McIlrath admitted that the music video is slightly political, in a way that makes it universally relatable. He explained, "One of the great things about doing a video is that your imagination is the only thing that's limiting you, so you can do anything. So we have a video that's going to encompass the anger and the angst that the youth of America feel toward society at large and the things that are demanded of them."

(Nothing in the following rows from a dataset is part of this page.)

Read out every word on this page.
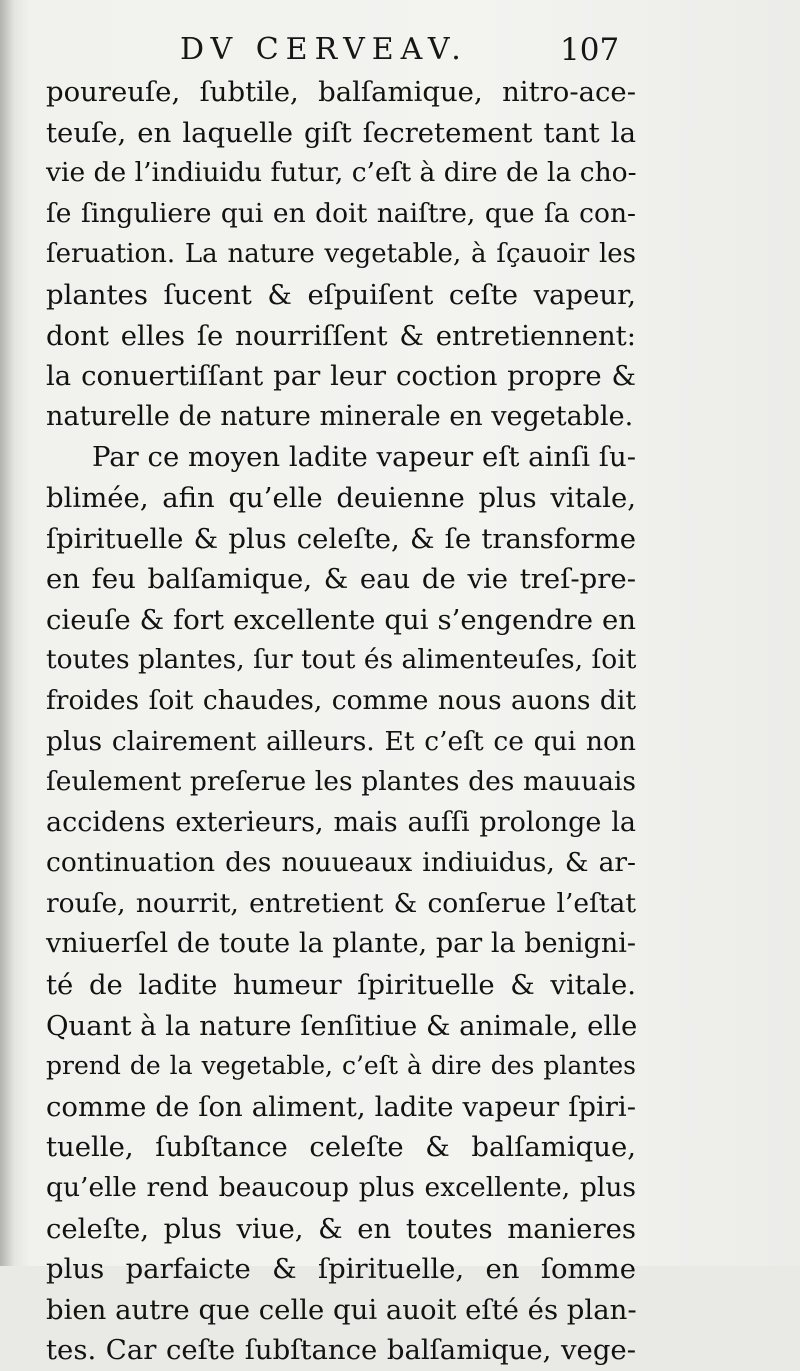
DV CERVEAV.	107
poureuſe, ſubtile, balſamique, nitro-ace-
teuſe, en laquelle giſt ſecretement tant la
vie de l’indiuidu futur, c’eſt à dire de la cho-
ſe ſinguliere qui en doit naiſtre, que ſa con-
ſeruation. La nature vegetable, à ſçauoir les
plantes ſucent & eſpuiſent ceſte vapeur,
dont elles ſe nourriſſent & entretiennent:
la conuertiſſant par leur coction propre &
naturelle de nature minerale en vegetable.
Par ce moyen ladite vapeur eſt ainſi ſu-
blimée, afin qu’elle deuienne plus vitale,
ſpirituelle & plus celeſte, & ſe transforme
en feu balſamique, & eau de vie treſ-pre-
cieuſe & fort excellente qui s’engendre en
toutes plantes, ſur tout és alimenteuſes, ſoit
froides ſoit chaudes, comme nous auons dit
plus clairement ailleurs. Et c’eſt ce qui non
ſeulement preſerue les plantes des mauuais
accidens exterieurs, mais auſſi prolonge la
continuation des nouueaux indiuidus, & ar-
rouſe, nourrit, entretient & conſerue l’eſtat
vniuerſel de toute la plante, par la benigni-
té de ladite humeur ſpirituelle & vitale.
Quant à la nature ſenſitiue & animale, elle
prend de la vegetable, c’eſt à dire des plantes
comme de ſon aliment, ladite vapeur ſpiri-
tuelle, ſubſtance celeſte & balſamique,
qu’elle rend beaucoup plus excellente, plus
celeſte, plus viue, & en toutes manieres
plus parfaicte & ſpirituelle, en ſomme
bien autre que celle qui auoit eſté és plan-
tes. Car ceſte ſubſtance balſamique, vege-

There is another version of this video, with informative statistics on subjects such as deforestation, the death of children, and others. This version is called "uncensored", because the original video does not show any of this information.

==Track listing==

| No. | Title | Length |
|---|---|---|
| 1. | "Re-Education (Through Labor)" | 3:42 |
| 2. | "Minor Threat" (live Minor Threat cover) | 1:40 |

==Charts==

===Weekly charts===

Weekly chart performance for "Re-Education (Through Labor)"
| Chart (2008) | Peak position |
|---|---|
| Canada Hot 100 (Billboard) | 63 |
| US Bubbling Under Hot 100 (Billboard) | 12 |
| US Alternative Airplay (Billboard) | 3 |
| US Mainstream Rock (Billboard) | 22 |

===Year-end charts===

Year-end chart performance for "Re-Education (Through Labor)"
| Chart (2008) | Position |
|---|---|
| US Alternative Airplay (Billboard) | 34 |

==Certifications==

| Region | Certification | Certified units/sales |
| New Zealand (RMNZ) | Gold | 15,000^{‡} |
| United States (RIAA) | Gold | 500,000^{*} |
^{*} Sales figures based on certification alone. ^{‡} Sales+streaming figures based on certification alone.